For the class of 2012, I wish you joy. I wish you health and happiness and success, I wish you a roof, four walls, a floor and someone in your life that you care about more than you care about yourself. Someone who makes you start saying "we" where before you used to say "I" and "us" where you used to say "me." I wish you the quality of friends I have and the quality of colleagues I work with. Baseball players say they don't have to look to see if they hit a home run, they can feel it.

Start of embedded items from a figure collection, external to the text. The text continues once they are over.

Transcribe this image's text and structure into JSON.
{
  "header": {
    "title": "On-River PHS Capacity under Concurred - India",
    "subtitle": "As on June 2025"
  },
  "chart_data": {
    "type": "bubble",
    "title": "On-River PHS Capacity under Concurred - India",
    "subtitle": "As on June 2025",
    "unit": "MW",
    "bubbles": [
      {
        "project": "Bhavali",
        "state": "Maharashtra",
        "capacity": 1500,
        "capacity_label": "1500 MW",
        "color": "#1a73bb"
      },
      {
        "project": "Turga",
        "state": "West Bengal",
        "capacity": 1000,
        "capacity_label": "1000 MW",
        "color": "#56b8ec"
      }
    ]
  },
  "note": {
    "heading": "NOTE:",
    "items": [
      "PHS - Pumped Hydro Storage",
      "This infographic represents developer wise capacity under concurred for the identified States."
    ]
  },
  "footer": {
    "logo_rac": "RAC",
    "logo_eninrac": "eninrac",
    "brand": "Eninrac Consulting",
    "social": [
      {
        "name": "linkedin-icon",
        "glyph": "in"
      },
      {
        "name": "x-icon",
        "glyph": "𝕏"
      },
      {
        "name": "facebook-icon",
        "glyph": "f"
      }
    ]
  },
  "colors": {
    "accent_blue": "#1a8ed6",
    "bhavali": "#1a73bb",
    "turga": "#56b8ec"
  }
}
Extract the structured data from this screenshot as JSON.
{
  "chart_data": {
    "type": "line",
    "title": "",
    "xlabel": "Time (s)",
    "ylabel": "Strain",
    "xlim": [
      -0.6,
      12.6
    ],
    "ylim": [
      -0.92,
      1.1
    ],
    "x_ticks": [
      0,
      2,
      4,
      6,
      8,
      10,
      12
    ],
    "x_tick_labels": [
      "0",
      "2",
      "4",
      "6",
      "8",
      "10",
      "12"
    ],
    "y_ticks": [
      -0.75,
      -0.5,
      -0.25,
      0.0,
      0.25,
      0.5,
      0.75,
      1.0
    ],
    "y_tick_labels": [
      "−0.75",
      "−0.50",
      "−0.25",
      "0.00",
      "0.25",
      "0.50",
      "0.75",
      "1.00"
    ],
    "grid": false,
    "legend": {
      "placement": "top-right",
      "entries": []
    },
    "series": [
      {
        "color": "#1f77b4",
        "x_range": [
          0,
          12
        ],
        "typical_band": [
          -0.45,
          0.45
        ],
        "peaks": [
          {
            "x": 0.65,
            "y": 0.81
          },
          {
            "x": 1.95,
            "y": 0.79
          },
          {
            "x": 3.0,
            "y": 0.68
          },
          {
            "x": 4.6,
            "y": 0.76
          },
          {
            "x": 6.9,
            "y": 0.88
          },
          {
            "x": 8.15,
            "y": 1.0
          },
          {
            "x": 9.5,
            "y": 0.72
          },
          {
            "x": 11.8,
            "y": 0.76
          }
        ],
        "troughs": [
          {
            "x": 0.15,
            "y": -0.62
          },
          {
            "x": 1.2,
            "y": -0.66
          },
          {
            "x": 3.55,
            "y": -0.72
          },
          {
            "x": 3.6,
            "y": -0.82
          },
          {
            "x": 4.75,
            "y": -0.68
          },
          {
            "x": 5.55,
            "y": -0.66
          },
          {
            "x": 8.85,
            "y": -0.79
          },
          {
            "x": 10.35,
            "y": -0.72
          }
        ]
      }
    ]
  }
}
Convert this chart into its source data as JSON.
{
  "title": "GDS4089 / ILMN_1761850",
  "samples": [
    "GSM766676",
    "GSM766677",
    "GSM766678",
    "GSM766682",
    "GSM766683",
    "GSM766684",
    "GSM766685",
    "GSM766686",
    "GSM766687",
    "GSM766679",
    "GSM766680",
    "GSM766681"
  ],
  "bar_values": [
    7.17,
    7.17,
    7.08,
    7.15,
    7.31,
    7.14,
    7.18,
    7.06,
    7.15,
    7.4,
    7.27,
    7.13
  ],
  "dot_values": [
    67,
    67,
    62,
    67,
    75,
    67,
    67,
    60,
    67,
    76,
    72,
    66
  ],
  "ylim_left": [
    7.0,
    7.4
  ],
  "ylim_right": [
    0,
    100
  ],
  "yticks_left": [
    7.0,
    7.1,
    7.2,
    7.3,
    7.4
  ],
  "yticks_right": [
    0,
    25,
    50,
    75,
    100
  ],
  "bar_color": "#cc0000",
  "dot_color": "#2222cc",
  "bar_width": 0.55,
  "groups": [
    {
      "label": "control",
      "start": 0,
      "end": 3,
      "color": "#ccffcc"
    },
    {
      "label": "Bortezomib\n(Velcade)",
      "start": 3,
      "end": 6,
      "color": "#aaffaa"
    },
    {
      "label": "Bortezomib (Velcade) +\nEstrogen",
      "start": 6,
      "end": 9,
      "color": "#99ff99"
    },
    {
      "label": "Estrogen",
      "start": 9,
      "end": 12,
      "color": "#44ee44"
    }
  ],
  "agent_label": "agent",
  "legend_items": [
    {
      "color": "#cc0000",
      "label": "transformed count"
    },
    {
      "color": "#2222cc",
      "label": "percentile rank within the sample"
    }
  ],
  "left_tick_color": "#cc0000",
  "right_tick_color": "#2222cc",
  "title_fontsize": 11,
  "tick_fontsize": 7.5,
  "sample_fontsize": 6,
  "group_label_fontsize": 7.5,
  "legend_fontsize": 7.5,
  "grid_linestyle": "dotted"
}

So I wish for you a moment—a moment soon—when you really put the bat on the ball, when you really get a hold of one and drive it into the upper deck, when you feel it. When you aim high and hit your target, when just for a moment all else disappears, and you soar with wings as eagles. The moment will end as quickly as it came, and so you'll have to have it back, and so you'll get it back no matter what the obstacles. A lofty prediction, to be sure, but I flat out guarantee it.

Today is May 13th, and today you graduate, and my friends, you ain't seen nothin' yet. Thank you, and congratulations.